4) That the plaintiff do liquidate the balance of the Hire Purchase debt under Agreement Number HP2-5-200-002713 in equal monthly installments of Kshs. 150,000 the first such installment to be paid on or before 30th September 2008 and on each subsequent 30th day of each succeeding month till full payment.
5) That in default of any one installment on its due date, the 1st defendant be at liberty to repossess and sell Motor vehicle KAV 501F and to execute for the entire balance then due.
6) That the matter be mentioned on 29th September 2007 for any further orders.
3. A further consent was recorded on 28th July 2008 on the following terms.
1) That the plaintiff shall in addition to the payment of installments of Kshs. 1,509,000 pay to the Defendant accruing interest as per the hire purchase agreement and any other bank charges as provided therein.

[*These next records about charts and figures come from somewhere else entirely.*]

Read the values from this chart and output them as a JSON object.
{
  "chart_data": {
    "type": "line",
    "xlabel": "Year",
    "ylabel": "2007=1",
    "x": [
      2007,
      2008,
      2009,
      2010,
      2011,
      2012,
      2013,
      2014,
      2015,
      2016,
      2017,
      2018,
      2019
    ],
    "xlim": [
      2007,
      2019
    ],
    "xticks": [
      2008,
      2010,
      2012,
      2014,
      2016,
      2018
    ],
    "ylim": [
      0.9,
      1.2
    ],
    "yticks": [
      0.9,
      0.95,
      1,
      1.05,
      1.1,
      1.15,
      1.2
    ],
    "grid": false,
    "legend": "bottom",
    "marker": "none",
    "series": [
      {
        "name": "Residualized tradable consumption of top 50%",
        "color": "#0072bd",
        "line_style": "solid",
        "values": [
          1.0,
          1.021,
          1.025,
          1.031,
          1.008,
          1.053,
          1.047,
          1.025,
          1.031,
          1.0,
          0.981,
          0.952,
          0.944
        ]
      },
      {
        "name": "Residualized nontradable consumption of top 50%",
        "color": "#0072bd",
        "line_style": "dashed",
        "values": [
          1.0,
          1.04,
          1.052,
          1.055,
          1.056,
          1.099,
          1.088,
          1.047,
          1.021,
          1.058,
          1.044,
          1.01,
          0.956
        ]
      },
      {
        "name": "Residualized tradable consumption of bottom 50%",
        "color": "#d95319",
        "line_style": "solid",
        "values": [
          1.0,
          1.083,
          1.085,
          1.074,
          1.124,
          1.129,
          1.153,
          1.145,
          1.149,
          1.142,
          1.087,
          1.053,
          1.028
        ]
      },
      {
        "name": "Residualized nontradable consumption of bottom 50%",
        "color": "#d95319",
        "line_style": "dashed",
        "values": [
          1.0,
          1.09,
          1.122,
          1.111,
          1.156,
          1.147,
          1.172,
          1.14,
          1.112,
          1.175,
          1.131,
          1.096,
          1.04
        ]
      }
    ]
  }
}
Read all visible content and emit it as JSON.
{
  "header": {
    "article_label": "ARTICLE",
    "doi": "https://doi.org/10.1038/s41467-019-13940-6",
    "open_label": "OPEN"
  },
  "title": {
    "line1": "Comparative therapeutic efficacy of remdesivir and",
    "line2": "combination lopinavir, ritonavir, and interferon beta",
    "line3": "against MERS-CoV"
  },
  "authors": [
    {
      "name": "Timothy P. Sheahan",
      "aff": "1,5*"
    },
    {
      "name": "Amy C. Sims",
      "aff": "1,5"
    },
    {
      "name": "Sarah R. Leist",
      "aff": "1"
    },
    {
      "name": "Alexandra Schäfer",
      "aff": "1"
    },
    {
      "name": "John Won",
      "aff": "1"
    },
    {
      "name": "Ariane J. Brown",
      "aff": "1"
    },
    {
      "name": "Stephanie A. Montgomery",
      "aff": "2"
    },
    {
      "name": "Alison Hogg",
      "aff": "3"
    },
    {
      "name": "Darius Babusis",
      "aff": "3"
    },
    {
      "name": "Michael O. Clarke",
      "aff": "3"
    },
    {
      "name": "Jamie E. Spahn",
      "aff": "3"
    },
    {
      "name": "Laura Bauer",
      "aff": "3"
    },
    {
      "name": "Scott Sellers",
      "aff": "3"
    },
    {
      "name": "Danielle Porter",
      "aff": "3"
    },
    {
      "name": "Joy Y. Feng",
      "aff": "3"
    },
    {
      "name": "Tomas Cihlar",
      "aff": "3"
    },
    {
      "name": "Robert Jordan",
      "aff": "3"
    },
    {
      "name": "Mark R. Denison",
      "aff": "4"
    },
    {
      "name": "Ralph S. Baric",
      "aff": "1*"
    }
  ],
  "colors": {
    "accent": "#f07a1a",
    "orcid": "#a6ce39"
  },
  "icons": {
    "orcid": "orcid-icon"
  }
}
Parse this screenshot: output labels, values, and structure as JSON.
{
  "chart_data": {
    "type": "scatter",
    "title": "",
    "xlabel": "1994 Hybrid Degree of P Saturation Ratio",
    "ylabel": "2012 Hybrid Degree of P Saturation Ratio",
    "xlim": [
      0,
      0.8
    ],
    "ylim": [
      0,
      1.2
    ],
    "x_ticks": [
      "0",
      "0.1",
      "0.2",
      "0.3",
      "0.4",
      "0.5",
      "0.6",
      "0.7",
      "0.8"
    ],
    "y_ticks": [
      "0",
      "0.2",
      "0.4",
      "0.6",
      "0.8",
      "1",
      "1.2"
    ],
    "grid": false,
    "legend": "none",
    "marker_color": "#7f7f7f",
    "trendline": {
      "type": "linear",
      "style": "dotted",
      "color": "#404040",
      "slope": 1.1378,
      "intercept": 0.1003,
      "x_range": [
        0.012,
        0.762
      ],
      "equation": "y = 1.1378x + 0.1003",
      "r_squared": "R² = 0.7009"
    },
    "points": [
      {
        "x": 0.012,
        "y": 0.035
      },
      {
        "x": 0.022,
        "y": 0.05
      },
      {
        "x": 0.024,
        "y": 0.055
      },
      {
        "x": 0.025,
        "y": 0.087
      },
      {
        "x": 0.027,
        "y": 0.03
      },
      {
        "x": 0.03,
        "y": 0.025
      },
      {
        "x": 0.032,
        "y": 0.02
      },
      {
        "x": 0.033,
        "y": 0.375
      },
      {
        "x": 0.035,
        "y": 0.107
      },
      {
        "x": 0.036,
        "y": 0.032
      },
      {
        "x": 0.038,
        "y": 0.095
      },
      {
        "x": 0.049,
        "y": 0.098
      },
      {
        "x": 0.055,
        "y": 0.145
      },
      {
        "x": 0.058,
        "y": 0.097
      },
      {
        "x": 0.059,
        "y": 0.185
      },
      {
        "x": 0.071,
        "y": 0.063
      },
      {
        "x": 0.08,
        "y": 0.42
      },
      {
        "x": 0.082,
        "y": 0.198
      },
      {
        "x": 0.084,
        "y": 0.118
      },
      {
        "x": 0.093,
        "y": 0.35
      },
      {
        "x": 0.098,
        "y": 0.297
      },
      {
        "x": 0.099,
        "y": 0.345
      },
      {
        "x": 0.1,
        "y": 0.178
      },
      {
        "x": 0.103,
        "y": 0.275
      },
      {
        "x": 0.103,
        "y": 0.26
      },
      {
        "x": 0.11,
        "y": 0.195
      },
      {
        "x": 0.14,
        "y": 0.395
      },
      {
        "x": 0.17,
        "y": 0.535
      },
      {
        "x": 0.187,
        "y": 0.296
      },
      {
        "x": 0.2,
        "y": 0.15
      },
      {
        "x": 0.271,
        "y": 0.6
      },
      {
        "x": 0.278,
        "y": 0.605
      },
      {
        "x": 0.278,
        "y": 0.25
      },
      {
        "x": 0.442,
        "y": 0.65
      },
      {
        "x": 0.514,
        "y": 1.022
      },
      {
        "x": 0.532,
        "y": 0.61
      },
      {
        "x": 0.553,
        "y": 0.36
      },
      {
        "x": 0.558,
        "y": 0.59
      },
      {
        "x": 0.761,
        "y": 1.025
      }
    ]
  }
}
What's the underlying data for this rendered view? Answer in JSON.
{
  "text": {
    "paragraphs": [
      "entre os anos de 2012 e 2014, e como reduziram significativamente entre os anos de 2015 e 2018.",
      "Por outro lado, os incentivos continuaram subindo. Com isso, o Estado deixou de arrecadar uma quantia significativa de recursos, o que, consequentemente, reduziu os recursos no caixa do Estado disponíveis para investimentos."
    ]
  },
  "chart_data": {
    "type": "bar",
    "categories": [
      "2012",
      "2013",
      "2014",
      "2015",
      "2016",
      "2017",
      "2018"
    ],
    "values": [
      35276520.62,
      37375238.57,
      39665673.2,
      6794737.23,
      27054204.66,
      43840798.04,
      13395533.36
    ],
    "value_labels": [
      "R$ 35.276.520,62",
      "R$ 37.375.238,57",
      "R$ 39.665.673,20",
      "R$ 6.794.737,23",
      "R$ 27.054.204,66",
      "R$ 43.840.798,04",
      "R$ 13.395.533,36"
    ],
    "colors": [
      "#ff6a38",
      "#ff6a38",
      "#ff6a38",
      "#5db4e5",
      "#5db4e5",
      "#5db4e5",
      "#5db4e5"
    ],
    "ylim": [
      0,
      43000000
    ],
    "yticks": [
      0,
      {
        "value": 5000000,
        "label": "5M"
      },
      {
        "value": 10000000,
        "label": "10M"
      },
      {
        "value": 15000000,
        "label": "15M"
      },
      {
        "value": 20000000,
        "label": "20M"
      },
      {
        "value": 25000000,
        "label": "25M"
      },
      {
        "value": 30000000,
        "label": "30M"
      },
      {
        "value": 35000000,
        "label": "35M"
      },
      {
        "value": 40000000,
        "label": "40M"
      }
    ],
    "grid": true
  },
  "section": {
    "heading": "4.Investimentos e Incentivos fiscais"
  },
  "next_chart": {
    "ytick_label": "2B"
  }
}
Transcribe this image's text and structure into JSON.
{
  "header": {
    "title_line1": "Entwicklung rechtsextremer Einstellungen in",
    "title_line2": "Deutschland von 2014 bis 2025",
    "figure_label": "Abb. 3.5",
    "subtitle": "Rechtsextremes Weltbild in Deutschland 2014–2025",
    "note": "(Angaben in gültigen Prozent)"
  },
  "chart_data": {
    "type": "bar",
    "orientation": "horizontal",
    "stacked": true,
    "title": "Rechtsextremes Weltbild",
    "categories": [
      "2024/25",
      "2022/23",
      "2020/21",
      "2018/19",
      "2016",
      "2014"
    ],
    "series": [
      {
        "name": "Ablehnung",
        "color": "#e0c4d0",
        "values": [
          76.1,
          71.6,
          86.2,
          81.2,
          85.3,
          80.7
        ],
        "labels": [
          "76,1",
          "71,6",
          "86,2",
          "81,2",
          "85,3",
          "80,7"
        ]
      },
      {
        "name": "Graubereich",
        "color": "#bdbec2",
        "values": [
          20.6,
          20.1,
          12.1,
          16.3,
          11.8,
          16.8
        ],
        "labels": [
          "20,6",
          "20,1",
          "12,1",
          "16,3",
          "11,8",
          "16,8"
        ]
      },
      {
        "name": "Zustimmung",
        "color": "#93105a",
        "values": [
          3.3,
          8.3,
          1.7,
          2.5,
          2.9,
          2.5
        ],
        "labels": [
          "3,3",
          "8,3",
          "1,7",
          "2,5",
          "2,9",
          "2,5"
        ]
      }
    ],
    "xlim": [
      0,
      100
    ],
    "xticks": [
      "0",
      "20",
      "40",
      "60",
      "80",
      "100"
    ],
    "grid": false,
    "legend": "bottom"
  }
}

4. The matter came up for directions as to hearing and I asked the parties to show cause why the matter should not be dismissed in light of the earlier consents in view of the admitted facts that one vehicle had been discharged from any liability and the other had been repossessed and sold. In my view, the suit had been compromised in terms of Order 25 rule 5(1) of the Civil Procedure Rules and there was nothing further for the court to determine.
5. Since the suit was filed in the 2008, I rejected the plaintiff’s application for adjournment. Counsel for the plaintiff admitted that the subject motor vehicles had been sold. Counsel for the Bank also confirmed that the motor vehicle subject of the Agreement had been sold and that the Bank had not filed any counterclaim to recover any amount owed by the plaintiff.
6. Considering the aforesaid, I find that the suit has already been compromised by the aforesaid consent orders which allowed the Bank to transfer one motor vehicle to the plaintiff and to repossess and sell the other motor vehicle if the plaintiff defaulted in its obligation under the Agreement or the consent. In the circumstances, prayers (a) and (c) could not be granted and there being no claim for special damages pleaded in the plaint, prayer (b) was a non-starter. The consent recorded on 22nd July 2008 put the parties on a contractual footing and the suit having thus been compromised, the was no other claim for determination. I have no option but to dismiss the suit.
7. The general rule is that costs follow the event. However, this suit was compromised and it is only this court that has brought it to an end. In the spirit of that compromise, I direct that each party to bear its own costs.
8. This suit is now dismissed but with no order as to costs.
DATED and DELIVERED at NAIROBI this 16th day of JANUARY, 2020.
DAVID S. MAJANJA
JUDGE
Court Assistant: Mr. E. Tupet
Ms Macheru instructed by Alphonce Mutinda and Company Advocates for the plaintiff.
Ms Mungai instructed by Kimondo Gachoka and Company Advocates for the defendant.